Sunday, November 11, 2007

Armistice Day

When I was in the 7th grade we had a BIG American History final exam. On that exam there were some 150 - 200 dates and events that we had to know. I remember my dad helping me the day and night before the exam. He would ask me a date and I was suppose to give him the event... my answer was, I don't know, so he would tell me and then I would have to repeat the date and event three times and on to the next one, same thing over again, I didn't know, repeat, then back to the previous date/event.. this went on and on for hours... until finally I didn't even know my own name. No wonder he was so good at getting confessions from prisoners, I would have admitted my name was Mudd [you know Dr.
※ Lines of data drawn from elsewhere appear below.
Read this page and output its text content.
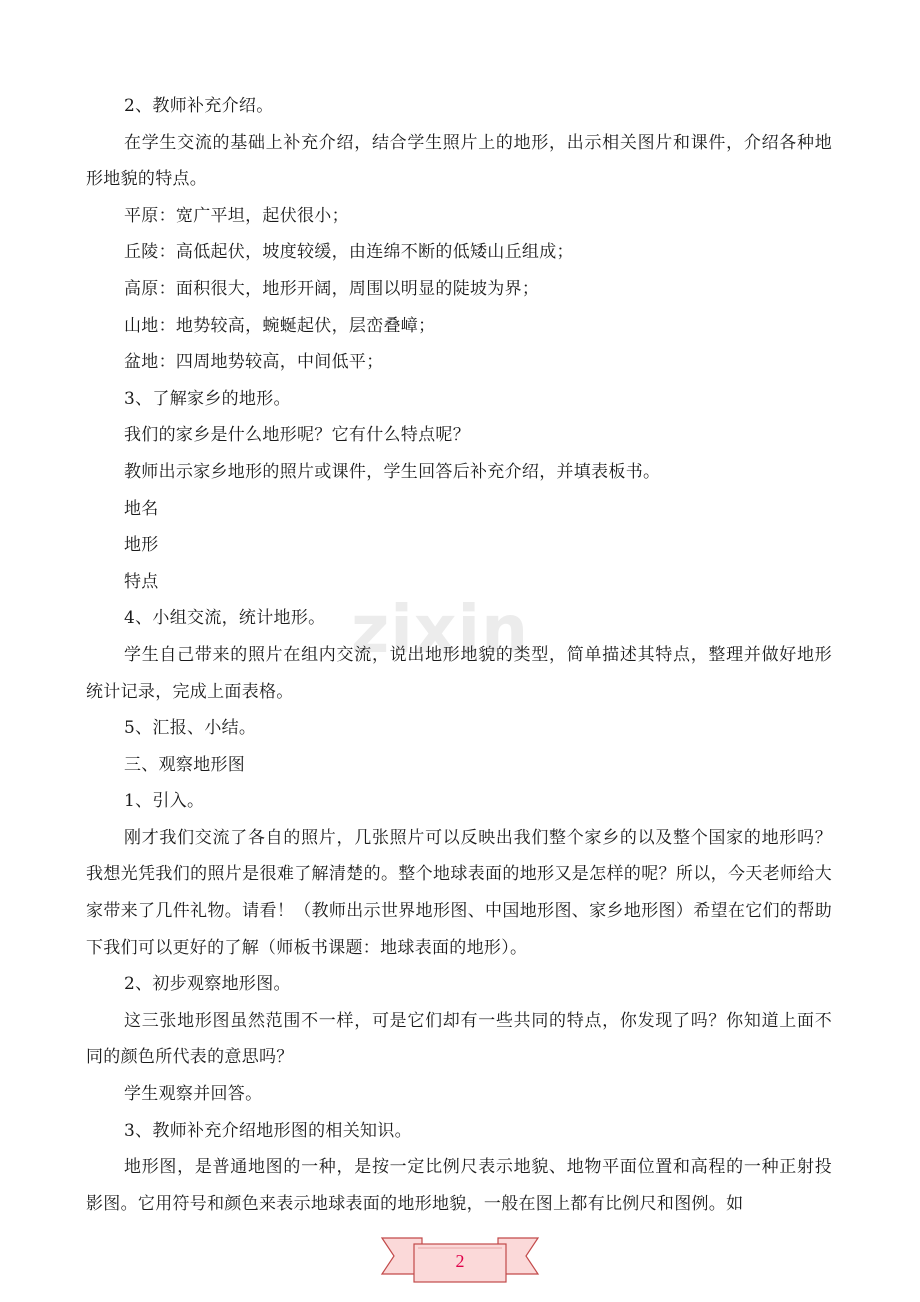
zixin

2、教师补充介绍。

在学生交流的基础上补充介绍，结合学生照片上的地形，出示相关图片和课件，介绍各种地形地貌的特点。

平原：宽广平坦，起伏很小；

丘陵：高低起伏，坡度较缓，由连绵不断的低矮山丘组成；

高原：面积很大，地形开阔，周围以明显的陡坡为界；

山地：地势较高，蜿蜒起伏，层峦叠嶂；

盆地：四周地势较高，中间低平；

3、了解家乡的地形。

我们的家乡是什么地形呢？它有什么特点呢？

教师出示家乡地形的照片或课件，学生回答后补充介绍，并填表板书。

地名

地形

特点

4、小组交流，统计地形。

学生自己带来的照片在组内交流，说出地形地貌的类型，简单描述其特点，整理并做好地形统计记录，完成上面表格。

5、汇报、小结。

三、观察地形图

1、引入。

刚才我们交流了各自的照片，几张照片可以反映出我们整个家乡的以及整个国家的地形吗？我想光凭我们的照片是很难了解清楚的。整个地球表面的地形又是怎样的呢？所以，今天老师给大家带来了几件礼物。请看！（教师出示世界地形图、中国地形图、家乡地形图）希望在它们的帮助下我们可以更好的了解（师板书课题：地球表面的地形）。

2、初步观察地形图。

这三张地形图虽然范围不一样，可是它们却有一些共同的特点，你发现了吗？你知道上面不同的颜色所代表的意思吗？

学生观察并回答。

3、教师补充介绍地形图的相关知识。

地形图，是普通地图的一种，是按一定比例尺表示地貌、地物平面位置和高程的一种正射投影图。它用符号和颜色来表示地球表面的地形地貌，一般在图上都有比例尺和图例。如

2
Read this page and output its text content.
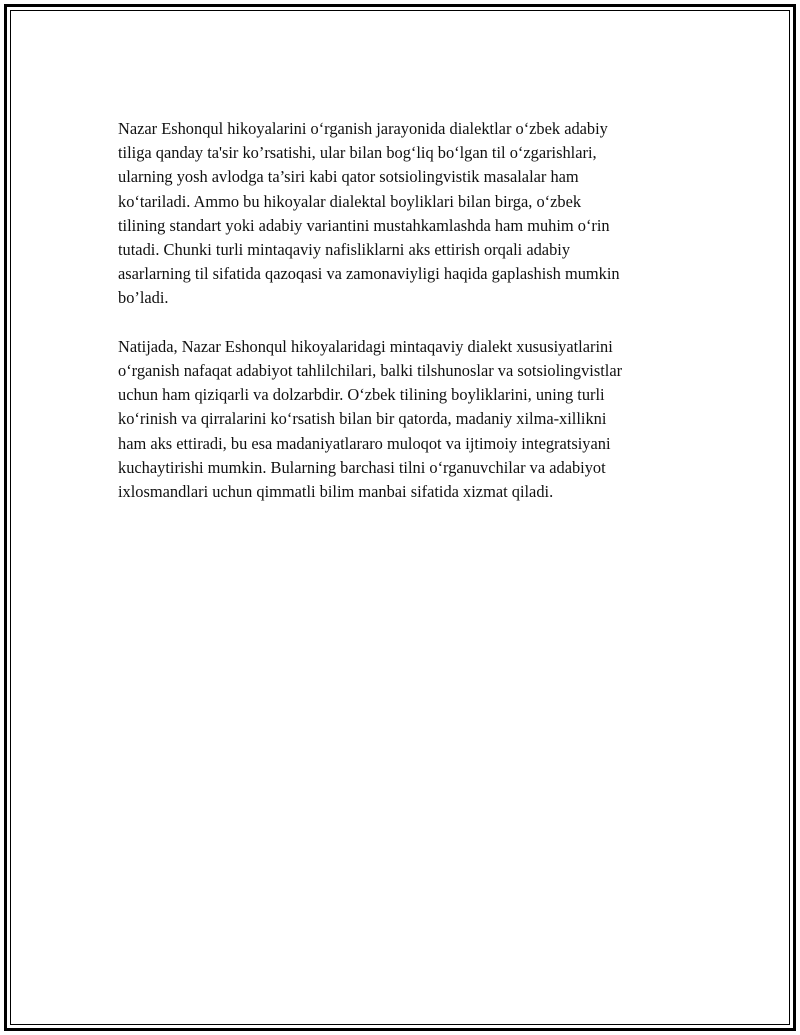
Nazar Eshonqul hikoyalarini o‘rganish jarayonida dialektlar o‘zbek adabiy
tiliga qanday ta'sir ko’rsatishi, ular bilan bog‘liq bo‘lgan til o‘zgarishlari,
ularning yosh avlodga ta’siri kabi qator sotsiolingvistik masalalar ham
ko‘tariladi. Ammo bu hikoyalar dialektal boyliklari bilan birga, o‘zbek
tilining standart yoki adabiy variantini mustahkamlashda ham muhim o‘rin
tutadi. Chunki turli mintaqaviy nafisliklarni aks ettirish orqali adabiy
asarlarning til sifatida qazoqasi va zamonaviyligi haqida gaplashish mumkin
bo’ladi.

Natijada, Nazar Eshonqul hikoyalaridagi mintaqaviy dialekt xususiyatlarini
o‘rganish nafaqat adabiyot tahlilchilari, balki tilshunoslar va sotsiolingvistlar
uchun ham qiziqarli va dolzarbdir. O‘zbek tilining boyliklarini, uning turli
ko‘rinish va qirralarini ko‘rsatish bilan bir qatorda, madaniy xilma-xillikni
ham aks ettiradi, bu esa madaniyatlararo muloqot va ijtimoiy integratsiyani
kuchaytirishi mumkin. Bularning barchasi tilni o‘rganuvchilar va adabiyot
ixlosmandlari uchun qimmatli bilim manbai sifatida xizmat qiladi.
Mudd accused of helping John Wilkes Booth] to get him to leave me alone. At that point I didn't care if I passed or failed.
The next day I took the exam. We did not have multiple answers to choose from. We had essay questions, fill in the blanks, mix and match, and true and false. How did I do on that exam...You may ask !.. I missed ONE, just one question... and to this day it is about the only answer that I remember... November 11, 11AM, 1918.. Armistice Day.
It commemorates the armistice signed between the Allies and Germany at Compiegne, France for the cessation of hostilities on the Western Front, which took effect at 11 o'clock in the morning --- "eleventh hour of the eleventh day of the eleventh month" 1918. For years on that date at 11AM, people stopped what they were doing and had 2 minutes of prayer.
Then in June 1968 President Ike came along and changed it's name to Veterans Day. It just doesn't have the same meaning for me as Armistice Day.
Then on this day in 1970, my mother died. Thirty-seven years ago. She was a relative young woman of just turned 60.

1 comment:

Jiner said...

I remember the 1930s parades in little Ambridge, Pa., and how the People clapped and cheered and yelled when the WW-I Veterans' section paraded by, flag at the front.

I remember two of the vets. One was a town drunk everyone cut slack for, but who scared us kids when he approached us.

Later on, in Lexington, Ky., I met another WW-I Vet. This one had been gassed in battle, causing him to talk with a slight slur and as though something was caught and swollen in his throat.

So 11/11 is Armistice Day for me, too, and a day to remember those damaged Veterans.

"Veterans Day?" To honor "all" veterans is to "honor" no veterans.